I'm not sure if there is an automatic way to fix that (i.e. let parser correctly name all layers). I'm not sure why that happens. It's probably when there's no 1:1 mapping from Caffe layer to TensorRT op, so TensorRT breaks the layer out into several ops or something like that.

You could try to compare the layers with your Caffe layers (programmatically), and set the names of each TensorRT INetworkDefinition layer manually.

Pseudocode:

for i in network.num_layers:
    layer = network.get_layer(i)
    layer.name = ...
Hassan313 commented 4 years ago

@rmccorm4 Hi Ryan,

Thank you very much for your reply. I will try the solution you mentioned. Thank you very much for your prompt replies.

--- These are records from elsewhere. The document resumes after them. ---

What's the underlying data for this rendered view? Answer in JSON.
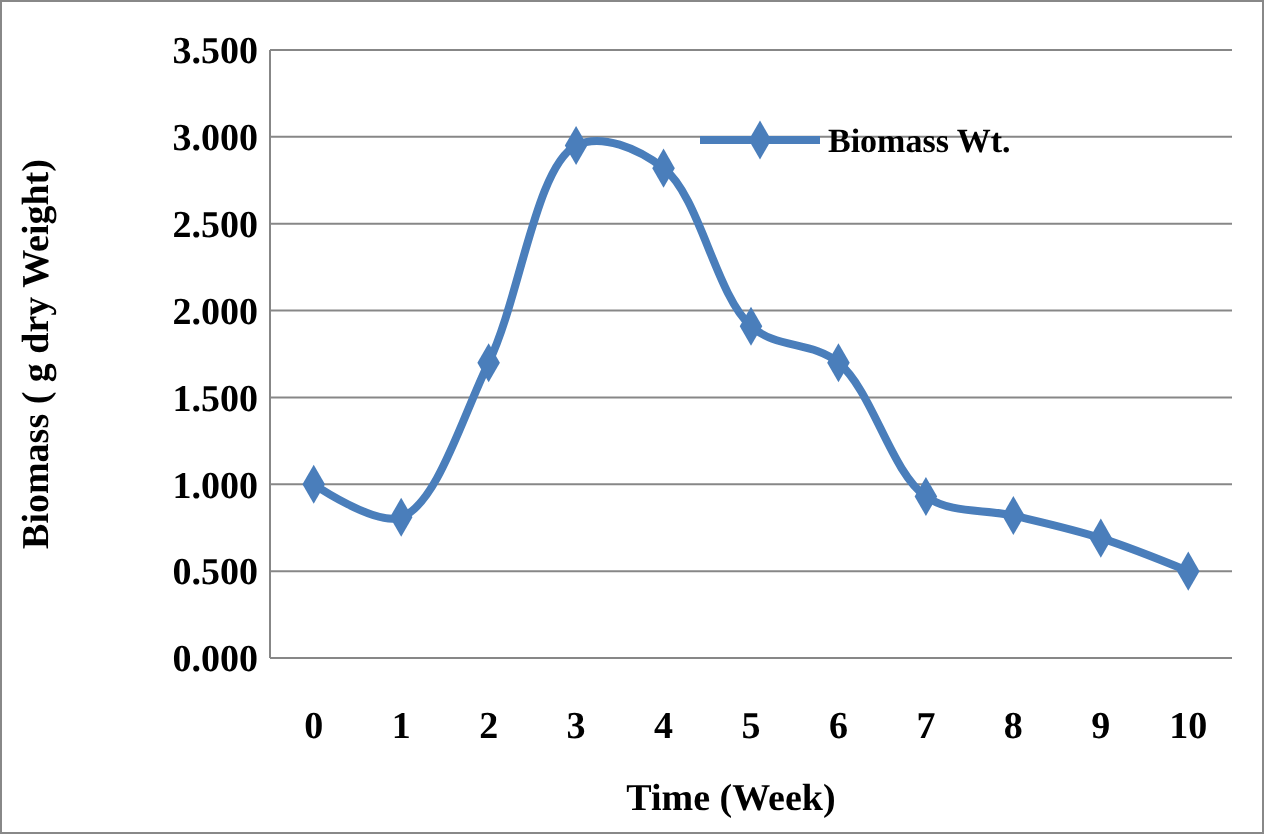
{
  "chart_data": {
    "type": "line",
    "xlabel": "Time (Week)",
    "ylabel": "Biomass ( g dry Weight)",
    "x": [
      0,
      1,
      2,
      3,
      4,
      5,
      6,
      7,
      8,
      9,
      10
    ],
    "series": [
      {
        "name": "Biomass Wt.",
        "color": "#4a7ebb",
        "values": [
          1.0,
          0.81,
          1.7,
          2.95,
          2.82,
          1.91,
          1.7,
          0.93,
          0.82,
          0.69,
          0.5
        ]
      }
    ],
    "xlim": [
      -0.5,
      10.5
    ],
    "xticks": [
      0,
      1,
      2,
      3,
      4,
      5,
      6,
      7,
      8,
      9,
      10
    ],
    "ylim": [
      0,
      3.5
    ],
    "yticks": [
      {
        "value": 0,
        "label": "0.000"
      },
      {
        "value": 0.5,
        "label": "0.500"
      },
      {
        "value": 1,
        "label": "1.000"
      },
      {
        "value": 1.5,
        "label": "1.500"
      },
      {
        "value": 2,
        "label": "2.000"
      },
      {
        "value": 2.5,
        "label": "2.500"
      },
      {
        "value": 3,
        "label": "3.000"
      },
      {
        "value": 3.5,
        "label": "3.500"
      }
    ],
    "grid": "y",
    "legend": "top right",
    "marker": "diamond",
    "line_style": "solid"
  }
}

I really appreciate your help and support.

Hassan313 commented 4 years ago

I'm not sure if there is an automatic way to fix that (i.e. let parser correctly name all layers). I'm not sure why that happens. It's probably when there's no 1:1 mapping from Caffe layer to TensorRT op, so TensorRT breaks the layer out into several ops or something like that.

You could try to compare the layers with your Caffe layers (programmatically), and set the names of each TensorRT INetworkDefinition layer manually.

Pseudocode:

for i in network.num_layers:
    layer = network.get_layer(i)
    layer.name = ...

You could try to compare the layers with your Caffe layers (programmatically), and set the names of each TensorRT INetworkDefinition layer manually.

The layers sequence in the calibration file is not in the order of the deploy file of the Caffe model. How can I figure out the sequence of layers in the calibration file?

rmccorm4 commented 4 years ago

Hi @Hassan313 ,

Not too sure. You'll probably have to do a bit of investigation to see how the 2 files correlate. Maybe try creating a few caches, see if it's always the same ordering. Try comparing with the layer names in the network object. Verify that the Caffe layers are actually in order or random, etc.